Mescid-i Aksa’daki ana cami olup güneyde, ön tarafta bulunmaktadır. Bu yapının Mescid-i Aksa şeklinde isimlendirilmesi tarihi bir hata olmanın ötesinde, insanlarda, ön mescit sınırları dışında yapılan ihlallerin Mescid-i Aksa içinde olmadığı ve Mescid-i Aksa’ya karşı herhangi bir ihlalde bulunulmadığı izlenimini uyandırmaktadır. Doğal olarak bu algı yönetimi, işgalci Siyonistlerin Mescid dahilinde yaptıkları en hafif tabiri ile hukuk ve edep dışı hareketlerin sanki sıradan bir mahalde yapıldığı izlenimi oluşmasına yol açmaktadır.
Kıble Mescidi, ilk olarak 637 yılında (hicri 15) Beytülmakdis’in fethedilmesi sonrasında Ömer bin Hattab r.a. tarafından inşa edilmiştir. Ahşaptan ve ağaç köklerinden yapılan bu mescit, Hicretin ilk asrında Kudüs’ü ziyaret eden Fransız bir gezgin tarafından yapılan değerlendirmeye göre üç bin kişi alacak kadar büyüktü. Sonraki yıllarda artan ihtiyaç nedeniyle Kıble Mescidi, Halife Abdülmelik bin Mervan tarafından yeniden, daha büyük ve sağlam bir şekilde inşa edilmeye başlanmış. 705 yılında başlanan bu inşaat, Halife Mervan’ın oğlu El-Velid bin Abdülmelik tarafından 714 yılında tamamlanmıştır. Mescit ilk inşası sırasında 15 revaktan oluşuyordu. Ardından mescit depremler neticesinde yıkıma maruz kaldığından birkaç defa yeniden inşa edilmiş, restorasyona uğramış ve üzerine birtakım eklentiler yapılmıştır. Ancak revak (nef: koridor) sayısı yediye indirilmiştir. Kudüs’ün haçlılar tarafından işgali sonrasında haçlılar Mescidi üç bölüme ayırmışlar; kilise, şövalyelerin koğuşu ve komuta merkezi olarak kullanmışlardır. Ardından Selahattin Eyyubi’nin fethi ile Mescid eski parıltısına yeniden kavuşmuştur. Şu anda mevcut bulunan ön taraftaki revaklar gibi bazı mimari eklentiler bu dönemin hatırasıdır.
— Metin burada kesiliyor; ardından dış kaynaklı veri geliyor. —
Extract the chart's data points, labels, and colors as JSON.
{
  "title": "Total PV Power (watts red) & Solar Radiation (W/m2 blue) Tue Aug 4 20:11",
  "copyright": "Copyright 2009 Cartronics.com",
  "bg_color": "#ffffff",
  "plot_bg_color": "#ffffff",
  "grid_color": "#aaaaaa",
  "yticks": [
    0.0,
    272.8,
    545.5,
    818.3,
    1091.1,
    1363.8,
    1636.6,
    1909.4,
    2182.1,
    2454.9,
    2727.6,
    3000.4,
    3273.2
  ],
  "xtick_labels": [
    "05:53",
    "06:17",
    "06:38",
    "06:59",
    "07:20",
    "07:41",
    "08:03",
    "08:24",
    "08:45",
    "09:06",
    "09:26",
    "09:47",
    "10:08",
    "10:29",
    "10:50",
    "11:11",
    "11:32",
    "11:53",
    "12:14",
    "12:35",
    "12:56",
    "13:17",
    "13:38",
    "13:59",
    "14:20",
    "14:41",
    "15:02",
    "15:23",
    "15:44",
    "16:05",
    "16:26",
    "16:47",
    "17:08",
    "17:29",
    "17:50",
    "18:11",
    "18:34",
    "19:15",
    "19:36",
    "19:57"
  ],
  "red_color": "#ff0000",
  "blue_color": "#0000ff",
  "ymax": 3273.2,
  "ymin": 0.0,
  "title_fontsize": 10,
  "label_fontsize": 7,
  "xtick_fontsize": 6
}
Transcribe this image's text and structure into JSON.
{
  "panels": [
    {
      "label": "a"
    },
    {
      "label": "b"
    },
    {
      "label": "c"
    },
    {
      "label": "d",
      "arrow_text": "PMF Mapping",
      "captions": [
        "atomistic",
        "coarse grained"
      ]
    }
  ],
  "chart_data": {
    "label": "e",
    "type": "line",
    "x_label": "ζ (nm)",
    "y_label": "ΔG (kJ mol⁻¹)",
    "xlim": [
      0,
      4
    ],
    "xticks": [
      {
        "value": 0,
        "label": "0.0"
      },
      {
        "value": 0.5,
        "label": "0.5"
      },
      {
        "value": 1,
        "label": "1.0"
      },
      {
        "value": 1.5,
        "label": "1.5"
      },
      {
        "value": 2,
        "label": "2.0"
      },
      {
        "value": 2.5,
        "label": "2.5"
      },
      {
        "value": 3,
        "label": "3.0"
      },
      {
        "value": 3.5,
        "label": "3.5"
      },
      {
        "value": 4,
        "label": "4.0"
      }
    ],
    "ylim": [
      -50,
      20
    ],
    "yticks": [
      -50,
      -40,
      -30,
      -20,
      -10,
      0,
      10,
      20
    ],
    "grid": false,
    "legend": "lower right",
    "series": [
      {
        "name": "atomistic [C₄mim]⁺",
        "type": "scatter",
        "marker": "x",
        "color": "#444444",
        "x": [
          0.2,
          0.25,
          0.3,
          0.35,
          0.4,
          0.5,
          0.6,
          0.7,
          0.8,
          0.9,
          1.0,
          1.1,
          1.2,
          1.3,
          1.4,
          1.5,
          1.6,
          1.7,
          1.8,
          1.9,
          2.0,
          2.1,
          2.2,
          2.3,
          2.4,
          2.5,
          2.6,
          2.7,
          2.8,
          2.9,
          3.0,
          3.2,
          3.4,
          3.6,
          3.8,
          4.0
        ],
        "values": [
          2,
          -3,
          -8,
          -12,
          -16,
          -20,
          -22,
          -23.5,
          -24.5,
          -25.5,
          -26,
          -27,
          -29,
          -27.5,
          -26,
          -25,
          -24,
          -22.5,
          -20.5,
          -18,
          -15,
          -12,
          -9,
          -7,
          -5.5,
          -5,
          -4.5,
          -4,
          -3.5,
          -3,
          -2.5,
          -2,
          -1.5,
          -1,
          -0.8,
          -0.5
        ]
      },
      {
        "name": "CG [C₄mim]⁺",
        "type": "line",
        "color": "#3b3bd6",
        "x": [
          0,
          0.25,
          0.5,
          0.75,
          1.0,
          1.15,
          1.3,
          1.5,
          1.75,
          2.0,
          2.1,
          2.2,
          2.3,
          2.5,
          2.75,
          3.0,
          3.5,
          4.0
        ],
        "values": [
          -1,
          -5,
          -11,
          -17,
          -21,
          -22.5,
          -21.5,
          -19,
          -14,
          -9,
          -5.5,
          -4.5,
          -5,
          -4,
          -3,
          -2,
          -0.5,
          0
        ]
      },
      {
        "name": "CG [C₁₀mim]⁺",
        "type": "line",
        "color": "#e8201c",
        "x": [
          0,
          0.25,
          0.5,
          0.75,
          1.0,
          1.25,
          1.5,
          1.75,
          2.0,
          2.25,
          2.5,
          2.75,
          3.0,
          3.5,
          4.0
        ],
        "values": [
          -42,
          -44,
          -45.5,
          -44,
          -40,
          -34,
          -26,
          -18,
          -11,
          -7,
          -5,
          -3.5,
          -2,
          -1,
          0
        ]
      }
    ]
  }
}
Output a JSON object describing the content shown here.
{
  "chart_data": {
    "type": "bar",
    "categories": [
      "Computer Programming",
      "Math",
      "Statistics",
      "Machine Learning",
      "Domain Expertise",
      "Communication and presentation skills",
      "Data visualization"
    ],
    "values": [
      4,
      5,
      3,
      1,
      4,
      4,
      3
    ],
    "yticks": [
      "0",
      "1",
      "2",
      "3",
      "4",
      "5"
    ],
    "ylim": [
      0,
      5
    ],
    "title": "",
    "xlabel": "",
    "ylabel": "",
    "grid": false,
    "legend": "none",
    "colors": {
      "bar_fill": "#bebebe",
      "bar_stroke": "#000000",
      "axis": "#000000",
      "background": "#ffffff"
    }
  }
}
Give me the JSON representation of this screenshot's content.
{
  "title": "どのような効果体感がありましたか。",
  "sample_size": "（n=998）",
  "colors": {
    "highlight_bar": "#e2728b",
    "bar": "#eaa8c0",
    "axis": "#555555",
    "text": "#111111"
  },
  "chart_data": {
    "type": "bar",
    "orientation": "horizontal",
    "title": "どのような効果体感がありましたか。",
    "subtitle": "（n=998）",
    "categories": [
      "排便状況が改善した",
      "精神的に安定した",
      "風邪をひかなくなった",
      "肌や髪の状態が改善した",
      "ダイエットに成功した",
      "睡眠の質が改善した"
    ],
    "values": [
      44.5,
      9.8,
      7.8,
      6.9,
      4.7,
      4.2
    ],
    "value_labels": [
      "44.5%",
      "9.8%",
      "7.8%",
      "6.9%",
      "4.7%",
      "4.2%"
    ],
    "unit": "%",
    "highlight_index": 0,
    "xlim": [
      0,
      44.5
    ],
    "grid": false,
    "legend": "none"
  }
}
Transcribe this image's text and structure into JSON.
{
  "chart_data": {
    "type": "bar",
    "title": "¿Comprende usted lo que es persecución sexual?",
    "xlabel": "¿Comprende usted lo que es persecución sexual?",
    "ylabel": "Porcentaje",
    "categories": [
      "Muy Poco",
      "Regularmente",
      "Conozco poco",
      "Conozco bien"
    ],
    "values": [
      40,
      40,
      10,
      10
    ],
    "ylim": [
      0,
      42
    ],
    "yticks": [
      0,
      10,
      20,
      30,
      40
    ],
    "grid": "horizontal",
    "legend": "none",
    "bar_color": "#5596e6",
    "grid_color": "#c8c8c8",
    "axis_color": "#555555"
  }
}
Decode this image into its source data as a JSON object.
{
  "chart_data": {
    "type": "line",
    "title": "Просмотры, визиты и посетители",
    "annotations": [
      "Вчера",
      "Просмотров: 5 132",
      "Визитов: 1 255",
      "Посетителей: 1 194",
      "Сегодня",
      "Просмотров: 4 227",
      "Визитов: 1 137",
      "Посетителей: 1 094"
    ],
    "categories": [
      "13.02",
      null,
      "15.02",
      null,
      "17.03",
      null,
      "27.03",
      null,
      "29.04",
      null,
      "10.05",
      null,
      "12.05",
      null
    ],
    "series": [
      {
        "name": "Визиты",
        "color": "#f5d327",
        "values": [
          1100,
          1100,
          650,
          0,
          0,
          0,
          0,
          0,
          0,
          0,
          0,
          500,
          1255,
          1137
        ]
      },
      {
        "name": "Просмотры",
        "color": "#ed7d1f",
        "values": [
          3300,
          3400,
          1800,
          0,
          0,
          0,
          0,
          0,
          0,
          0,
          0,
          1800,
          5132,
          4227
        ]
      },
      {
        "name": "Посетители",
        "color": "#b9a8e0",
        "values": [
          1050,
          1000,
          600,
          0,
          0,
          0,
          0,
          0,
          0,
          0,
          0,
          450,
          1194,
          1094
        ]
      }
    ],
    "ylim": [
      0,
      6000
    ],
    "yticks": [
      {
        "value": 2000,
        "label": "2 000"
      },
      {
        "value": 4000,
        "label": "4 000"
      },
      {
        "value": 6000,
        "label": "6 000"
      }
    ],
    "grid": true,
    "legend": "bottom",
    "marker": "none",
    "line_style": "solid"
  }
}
1967 yılındaki Siyonist işgalden sonra Mescid-i Aksa’nın Kıble Camii yüzlerce saldırıya maruz kalmıştır. Bunların en tehlikelisi ise 21 Ağustos 1969 tarihinde yaşanan kundaklama olayıdır. Bu olayda haçlı işgalinden kurtuluş sonrasında Selahattin Eyyubi tarafından taşınan Nureddin Zengi’nin sanat şaheseri minberi ile Kıble Mescidi’nin büyük bir bölümü yanmıştır. Ardından Mescid, 1980 ve 1984 yıllarında birkaç defa patlatma ve füze ile vurulma girişimlerine maruz kalmıştır. Mescidin temellerini tehdit eden kazı çalışmaları da halen daha devam etmektedir.
Günümüzde Kıble Mescidi güneyden kuzeye doğru uzanan yedi revaktan oluşmakta ve ortasında kurşun kubbesi bulunan yüksekçe bir revak yer almaktadır. Bu büyük revakın iki yanında üçer revak bulunmaktadır. 80 x 50 metre boyutlarıyla yaklaşık 4000 metrekare alana sahip olan caminin 11 kapısı ve kurşun panellerle kaplı 17 metre yüksekliğinde bir kubbesi bulunmaktadır.